A Tailândia era um dos poucos destinos que poderia escolher. Uma vez que foi tudo programado muito em cima da hora, com um mês e meio de antecedência, dentro dos destinos que estavam em aberto para Agosto foi o que mais chamou a minha atenção. Recordo-me que em aberto estavam a Somália, a Tailândia, o Vietnam e o Camboja, mas sendo que a Tailândia me despertava muita curiosidade pela sua cultura e pelas suas tradições, eu achei que seria bom iniciar o voluntariado na Tailândia.
Fui no início de Agosto, o que me preocupava um pouco porque as temperaturas estavam muito elevadas e a humidade também. As temperaturas, quer durante a noite, quer durante o dia, eram sempre de 40ºC com a humidade sempre a 100%, só aí foi uma adaptação relativamente complicada, porque o nosso organismo não está habituado e os níveis de hidratação têm que ser outros. Estávamos preocupados em relação às monções e às chuvas, mas felizmente não tivemos nenhum problema em relação a isso.
Quando chegámos, estivemos um ou dois dias em Phuket e apanhámos o barco para a ilha de Koh Yao Yai. Quando regressámos ficámos também uns dias em Puhket a descansar, porque são voos muito longos. Eu fiz Ponta Delgada – Lisboa – Dubai – Puhket. Foram 16 horas de voo, sem contar com o voo de Ponta Delgada para Lisboa. É muito cansativo e chegamos lá completamente exaustos e com o acréscimo da diferença horária. O regresso foi mais cansativo, porque em duas semanas e meia não sabíamos o que era uma cama nem uma casa de banho.

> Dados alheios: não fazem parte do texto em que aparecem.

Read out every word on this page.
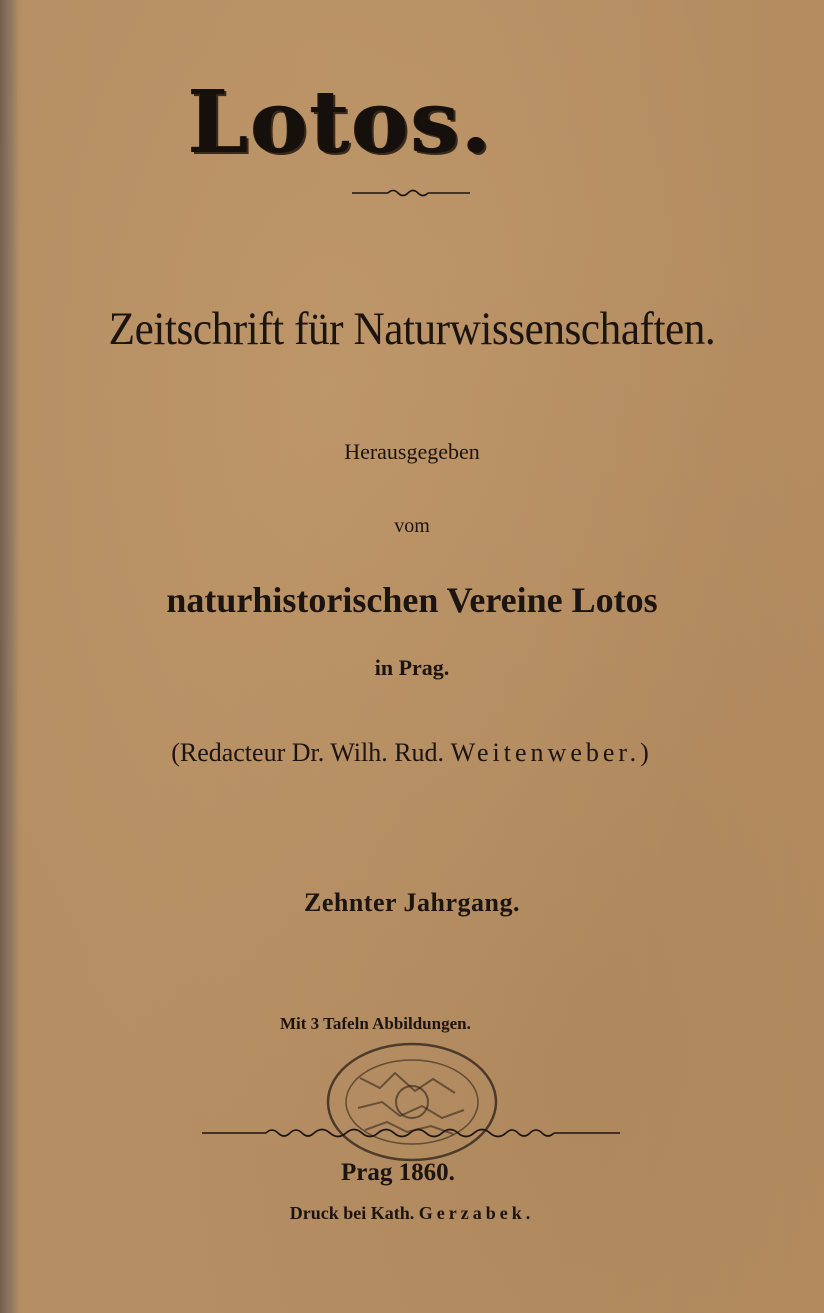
Lotos.
Zeitschrift für Naturwissenschaften.
Herausgegeben
vom
naturhistorischen Vereine Lotos
in Prag.
(Redacteur Dr. Wilh. Rud. Weitenweber.)
Zehnter Jahrgang.
Mit 3 Tafeln Abbildungen.
Prag 1860.
Druck bei Kath. Gerzabek.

O choque entre a realidade vivida nos Açores e na Tailândia foi muito sentido?
Em Puhket, visto que é muito turístico, nós tínhamos tudo, mas na ilha onde fizemos o voluntariado, sem dúvida alguma que o choque cultural foi assustador e até a nível psicológico é preciso estar bem preparado.
Quando chegámos lá não tínhamos noção ao que íamos; sabíamos que não íamos ficar num hotel de cinco estrelas e sabíamos que não íamos ter as condições que temos em casa, mas por vezes, as pessoas têm uma ideia errada do voluntariado, pois acham que vamos para aproveitar os destinos, mas não, vamos para ajudar e para dar o nosso melhor.
Porém, quando chegámos lá reparámos que as condições eram bem piores do que as que esperávamos. A temperatura, como já referi, era bem elevada, o que fazia com que estivéssemos sempre cansados. Acordávamos às 06h00 e deitávamo-nos pelas 20h00/21h00, estávamos constantemente cansados, não conseguíamos andar muito e transpirávamos muito. Não estávamos desidratados, mas penso também que não estávamos muito longe disso.
Ficámos a dormir na sala dos professores da escola, que era um complexo aberto, em colchões de ioga, aqueles muito finos, e não tínhamos almofadas nem cobertores. Levei uma almofada de cá, mas em relação aos lençóis e cobertores, embora estes não fossem necessários, nós dormíamos com redes mosquiteiras para evitar as mordidas dos mosquitos.
Não tínhamos ventilação, muito menos ar condicionado. As janelas e as portas estavam sempre abertas e por cada duas pessoas havia uma ventoinha que não fazia muito efeito para o calor mas que funcionava para os mosquitos não pousarem muito. Uma coisa é estarmos num resort e termos tudo protegido, outra coisa é dormirmos, literalmente, no meio da floresta. Não termos condições para dormir foi também um dos factores que provocava muito cansaço.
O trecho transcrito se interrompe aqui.